Sem outras novidades após o anúncio do afastamento da família Civita do comando do Grupo Abril em 19/7 – pelo menos até o fechamento desta edição –, o clima na empresa segue de incerteza. Marcos Haaland, sócio da consultoria especializada em reestruturação financeira Alvarez & Marsal, que assumiu a Presidência no lugar de Giancarlo Civita, ainda não se manifestou sobre os rumos que dará ao negócio.

Fontes da empresa e próximas reforçam o grau de incertezas que paira sobre ela. Embora as avaliações divirjam nos detalhes, todos preveem cortes, em maior ou menor grau. Um dos executivos ouvidos, por exemplo, acredita que este seja o melhor momento para a empresa encerrar títulos que não dão retorno e que, por isso, acabam por comprometer o desempenho dos que são rentáveis.

Outro lembra que, “afinal, é a entrada de (mais) uma consultoria de reestruturação (o que deve significar lupa nos custos, revisão dos ativos talvez para ver se algo pode ser vendido para render dinheiro, talvez mais enxugamento de quadros e por aí vai). Se, por um lado, são profissionais que chegam com especialização financeira e organizacional, por outro, não têm ligação com a história da empresa. Portanto, podem certamente trazer a solução, mas com a imposição de uma certa dor. Vivendo, veremos”.
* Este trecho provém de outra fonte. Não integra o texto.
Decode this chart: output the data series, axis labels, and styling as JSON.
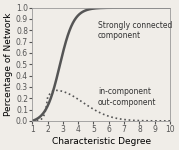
{
  "title": "",
  "xlabel": "Characteristic Degree",
  "ylabel": "Percentage of Network",
  "xlim": [
    1,
    10
  ],
  "ylim": [
    0,
    1
  ],
  "xticks": [
    1,
    2,
    3,
    4,
    5,
    6,
    7,
    8,
    9,
    10
  ],
  "yticks": [
    0.0,
    0.1,
    0.2,
    0.3,
    0.4,
    0.5,
    0.6,
    0.7,
    0.8,
    0.9,
    1.0
  ],
  "scc_label": "Strongly connected\ncomponent",
  "inout_label": "in-component\nout-component",
  "background_color": "#f0ede8",
  "line_color": "#555555",
  "xlabel_fontsize": 6.5,
  "ylabel_fontsize": 6.5,
  "tick_fontsize": 5.5,
  "label_fontsize": 5.5
}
Um terceiro, bem mais crítico, afirma que esse acontecimento era esperado e faz uma análise mais profunda: “Gianca e Titti jamais quiseram comandar a Abril e não sabem o que fazer diante da rápida deterioração econômica da empresa. Os bancos credores já haviam imposto a presença de uma consultoria financeira. Agora, devem ter exigido que um reestruturador assumisse a gestão total. O grande medo de todos na Abril é que a ameaça de uma recuperação judicial se concretize – o que, por sinal, já foi cogitado. O clima na empresa é de certa apatia. Quem ficou trabalha. Mas falta ânimo e, sobretudo, perspectiva. A sensação é: o último que sair apaga a luz. Infelizmente, porque a Abril ainda tem pessoas e ativos incríveis. Os mais jovens têm ido embora. Ficam os mais antigos de casa – não são mandados embora porque os custos trabalhistas são muito altos. E ninguém quer pedir demissão e deixar o Fundo de Garantia. Agora, as coisas podem mudar. A perspectiva é de mais redução de custos com a Alvarez e Marcal”.

Marcos Haaland

Marcos Haaland, o novo presidente, já atuou em projetos de renegociação de dívidas e melhoria de desempenho para empresas dos setores industriais, químico entre outros. Segundo o Estadão, a Alvarez & Marsal vai montar uma equipe para iniciar os trabalhos e desenhar o plano de reestruturação da editora. Procurada pelo jornal, a consultoria confirmou que assumiu a gestão do grupo para “dar continuidade ao processo de reestruturação operacional da companhia”.